Osteoblasts are target cells for glucocorticoids and calcitriol, and their phenotype is greatly modified by these hormones. We investigated the effect of continuous or discontinuous hormonal exposure to osteoblasts derived from rat bone marrow stromal cells in long-term subcultures. Stromal cells were grown in primoculture in presence of dexamethasone (dex), but in following subcultures, dex and/or calcitriol were added just after seeding or after a 7-day hormone-free period. Cell proliferation, alkaline phosphatase (ALP) histochemical staining, and enzymatic bioactivity measurement, osteocalcin (OC), ALP and bone sialoprotein (BSP) mRNA expression were used to study the differential effect on osteoblastic phenotype of various conditions of treatment by dex and calcitriol. In primoculture, the osteoblastic differentiation was confirmed by the formation of calcified nodules and by strong expression of ALP, OC, and BSP mRNAs.
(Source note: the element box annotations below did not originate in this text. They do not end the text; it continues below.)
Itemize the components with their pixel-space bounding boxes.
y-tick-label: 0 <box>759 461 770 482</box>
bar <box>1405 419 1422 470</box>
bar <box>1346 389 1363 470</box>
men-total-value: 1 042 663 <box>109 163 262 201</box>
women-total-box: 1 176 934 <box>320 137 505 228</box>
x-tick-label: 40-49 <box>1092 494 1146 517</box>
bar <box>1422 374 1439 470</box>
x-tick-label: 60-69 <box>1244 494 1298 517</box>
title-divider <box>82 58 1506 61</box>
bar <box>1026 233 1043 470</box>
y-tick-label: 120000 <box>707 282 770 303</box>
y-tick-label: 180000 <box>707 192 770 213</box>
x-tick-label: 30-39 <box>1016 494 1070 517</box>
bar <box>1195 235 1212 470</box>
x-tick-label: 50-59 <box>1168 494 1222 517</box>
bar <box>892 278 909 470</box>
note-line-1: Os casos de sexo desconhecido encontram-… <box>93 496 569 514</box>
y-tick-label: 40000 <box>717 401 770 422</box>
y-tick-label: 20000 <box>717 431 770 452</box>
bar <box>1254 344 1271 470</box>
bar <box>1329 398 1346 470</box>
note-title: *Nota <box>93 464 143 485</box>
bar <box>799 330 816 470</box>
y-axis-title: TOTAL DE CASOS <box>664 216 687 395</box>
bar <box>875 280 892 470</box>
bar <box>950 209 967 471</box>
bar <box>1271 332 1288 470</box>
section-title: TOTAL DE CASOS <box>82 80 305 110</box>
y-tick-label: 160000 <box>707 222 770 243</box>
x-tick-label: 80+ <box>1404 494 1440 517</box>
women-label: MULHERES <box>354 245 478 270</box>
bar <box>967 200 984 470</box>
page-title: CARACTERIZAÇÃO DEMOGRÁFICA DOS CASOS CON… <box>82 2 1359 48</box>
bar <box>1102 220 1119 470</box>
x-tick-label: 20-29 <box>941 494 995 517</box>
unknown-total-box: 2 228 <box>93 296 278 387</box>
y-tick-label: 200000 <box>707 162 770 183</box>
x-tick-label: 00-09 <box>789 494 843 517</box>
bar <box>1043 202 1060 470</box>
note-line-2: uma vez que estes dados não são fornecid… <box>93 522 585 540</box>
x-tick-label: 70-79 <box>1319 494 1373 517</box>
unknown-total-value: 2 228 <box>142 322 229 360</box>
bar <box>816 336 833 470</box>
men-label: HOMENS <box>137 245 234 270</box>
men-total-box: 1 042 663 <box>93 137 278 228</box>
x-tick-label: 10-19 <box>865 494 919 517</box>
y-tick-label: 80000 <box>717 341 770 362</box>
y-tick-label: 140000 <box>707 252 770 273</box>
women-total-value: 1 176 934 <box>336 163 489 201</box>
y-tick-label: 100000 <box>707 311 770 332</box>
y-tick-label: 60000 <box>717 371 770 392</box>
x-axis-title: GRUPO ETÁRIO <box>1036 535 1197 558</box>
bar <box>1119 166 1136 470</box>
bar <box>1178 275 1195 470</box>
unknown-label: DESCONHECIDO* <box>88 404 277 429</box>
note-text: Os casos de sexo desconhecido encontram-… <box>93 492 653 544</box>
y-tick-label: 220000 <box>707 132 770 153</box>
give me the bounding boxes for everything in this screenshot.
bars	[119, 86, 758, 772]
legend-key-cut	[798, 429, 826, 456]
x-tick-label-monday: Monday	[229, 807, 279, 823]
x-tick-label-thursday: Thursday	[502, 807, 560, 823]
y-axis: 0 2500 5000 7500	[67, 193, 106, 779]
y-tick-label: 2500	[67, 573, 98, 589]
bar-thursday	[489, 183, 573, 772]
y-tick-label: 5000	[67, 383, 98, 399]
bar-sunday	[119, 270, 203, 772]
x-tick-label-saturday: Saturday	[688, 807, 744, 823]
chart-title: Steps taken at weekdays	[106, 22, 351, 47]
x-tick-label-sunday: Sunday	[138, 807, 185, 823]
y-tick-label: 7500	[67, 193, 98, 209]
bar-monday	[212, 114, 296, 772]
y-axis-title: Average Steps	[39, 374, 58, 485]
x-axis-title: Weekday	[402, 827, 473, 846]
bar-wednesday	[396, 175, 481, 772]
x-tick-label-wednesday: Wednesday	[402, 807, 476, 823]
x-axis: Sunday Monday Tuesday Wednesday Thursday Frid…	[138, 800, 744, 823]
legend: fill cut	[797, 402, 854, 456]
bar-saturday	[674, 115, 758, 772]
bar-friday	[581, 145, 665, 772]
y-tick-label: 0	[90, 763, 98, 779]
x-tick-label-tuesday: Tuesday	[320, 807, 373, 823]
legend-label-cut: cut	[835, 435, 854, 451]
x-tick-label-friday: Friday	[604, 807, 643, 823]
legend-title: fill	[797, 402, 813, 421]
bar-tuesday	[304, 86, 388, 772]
In subcultures, proliferation of stromal cells was stimulated by dex and inhibited by calcitriol and by both hormones. Cell proliferation was not modified by hormonal lack during 7 days. Continuous hormonal treatment by dex strongly enhanced OC and BSP mRNAs, but apparently did not modified ALP mRNAs expression. Continuous treatment by calcitriol decreased ALP and the dex-induced BSP expression and stimulated the OC mRNAs level, strongly when associated with dex. The population of ALP+ cells and ALP bioactivity were strongly increased by dex, whereas calcitriol or both hormones decreased them. When the subcultures were undergone without hormonal treatment during 7 days, all osteogenic mRNAs strongly decreased even after hormonal recovery. Dex, calcitriol, and both hormones inhibited ALP mRNAs. OC messengers were only weakly detectable with both hormones. ALP+ cell population and ALP bioactivity were decreased after 14 days of hormonal treatment recovery. These results support that continuous presence of glucocorticoids appears as a major key for the permanent expression of the osteoblastic phenotype that is inhibited by calcitriol, in the rat bone marrow.